For starters, the idea of creating melt-in-the-mouth, whisper thin chicken skin crackling was a revelation – and I’m kicking myself at the thought of all the chicken skin I’ve discarded over the years.
In this recipe, the combination of melted real butter, fresh rosemary and crispy chicken skin is absolutely incredible and it doesn’t take long to make, especially if you buy microwaveable popcorn (the unflavored plain variety).
I used Orville Redenbacher’s ‘Simply Salted’ which only contains 2% of the recommended daily allowance of sodium per popped cup. But you’ll want to eat considerably more than that and frankly, popcorn needs salt but be careful not to overdo it as you’ll be salting the chicken skin.
If you’d rather pop it yourself in a heavy pan or special machine, buy loose kernels that come with instructions.
I served this as a pre-dinner snack for a dozen people recently and I’ve never seen anything devoured so quickly, with greedy guests cramming fistfuls into their mouths (Probably why Nigel Slater refers to his recipe as ‘scandalous’).
For vegetarian, here’s a link to another fast & fabulous popcorn recipe – Truffle Parmesan Popcorn.
NIGEL SLATER’S CHICKEN SKIN POPCORN
(Enough for 4)
The skin from 4 good sized chicken thighs
3 oz (80g) of unsalted butter
5-6 oz (150g) weight of popping corn (approx 2 microwaveable bags)
1 heaped tablespoon of fresh rosemary, finely chopped
Sea salt to taste
Heat the oven to 350F (180C). Lay the chicken skin pieces flat on a roasting tray and sprinkle with a little sea salt and freshly ground black pepper. Roast for approximately 20 minutes or until they’re golden and crispy. Transfer them to a plate lined with paper kitchen towel to drain and fully crisp up. Crumble them into bite sized pieces.
Gently melt the butter with the rosemary (don’t allow it to brown).

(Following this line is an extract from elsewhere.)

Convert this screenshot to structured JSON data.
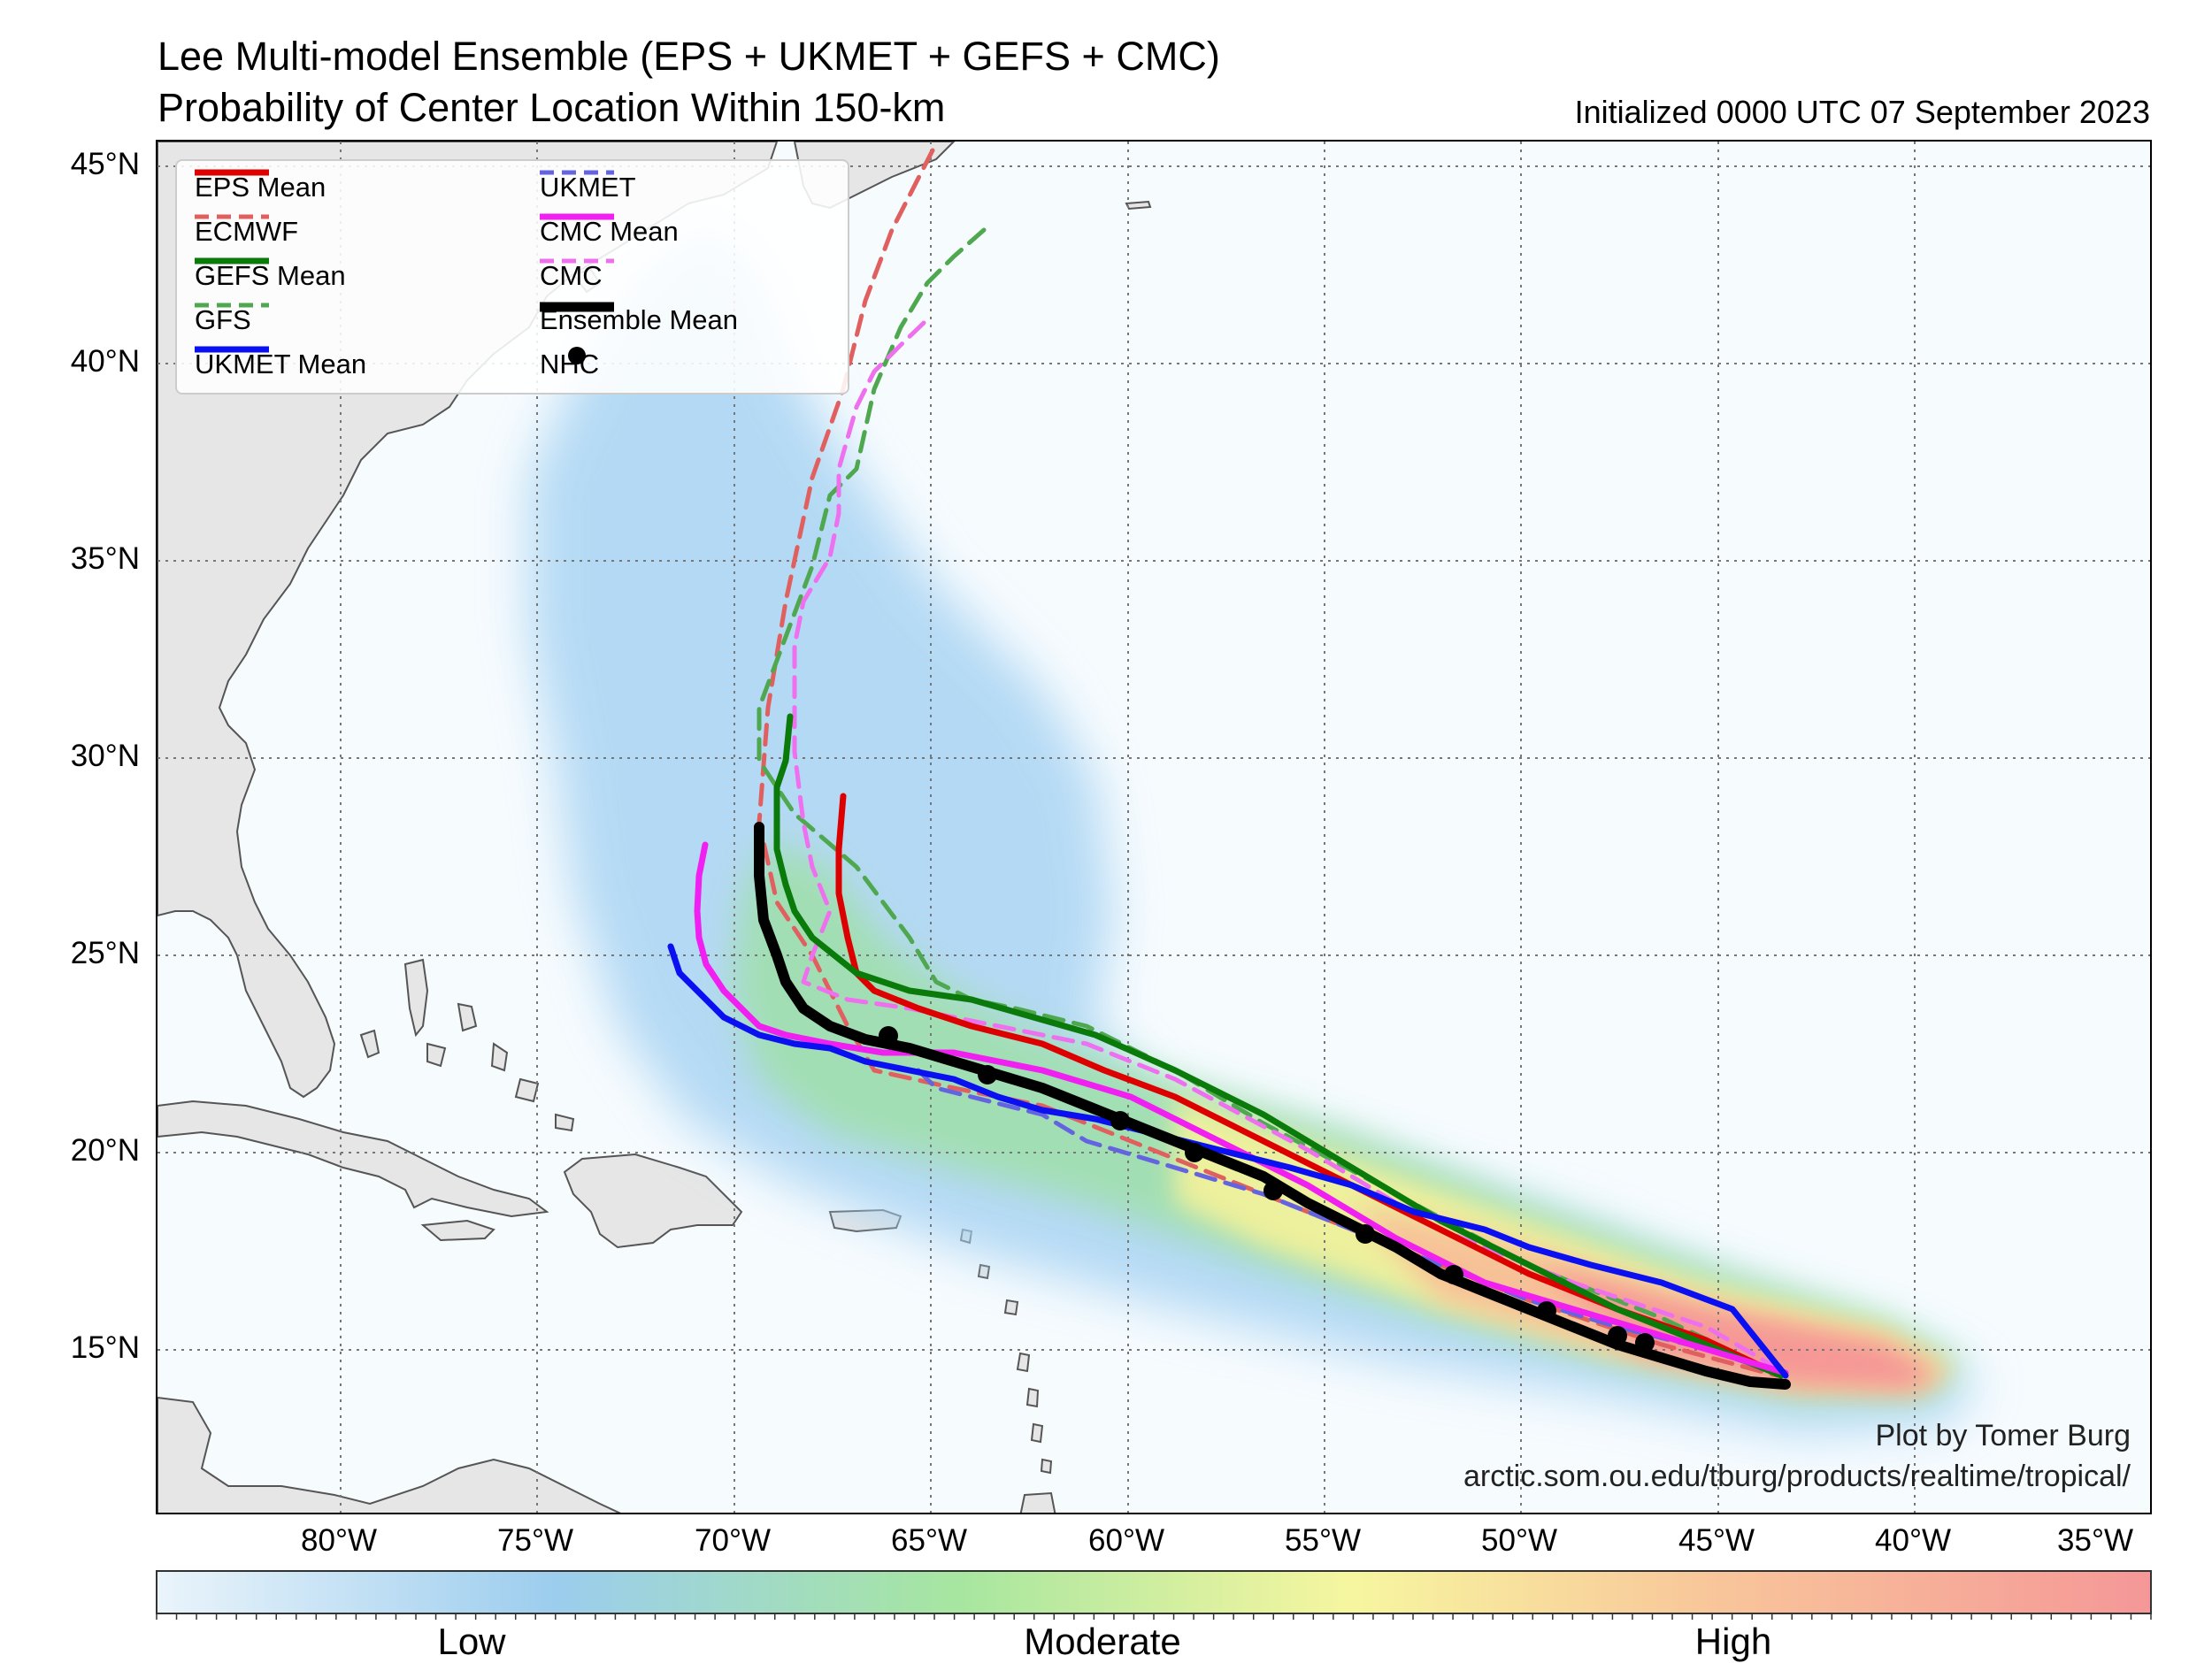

Use about 1/3 of the butter to pop the corn with if you’re making it yourself using loose corn kernels (following instructions on the jar), otherwise microwave the corn following the packet instructions – about 2 minutes.
Tip the popped corn into a large bowl, drizzle the melted rosemary butter all over it along with extra sea salt if you like – top it off with crumbled pieces of crispy chicken skin.
Popcorn this good doesn’t hang around for long, so you might want to make an extra batch.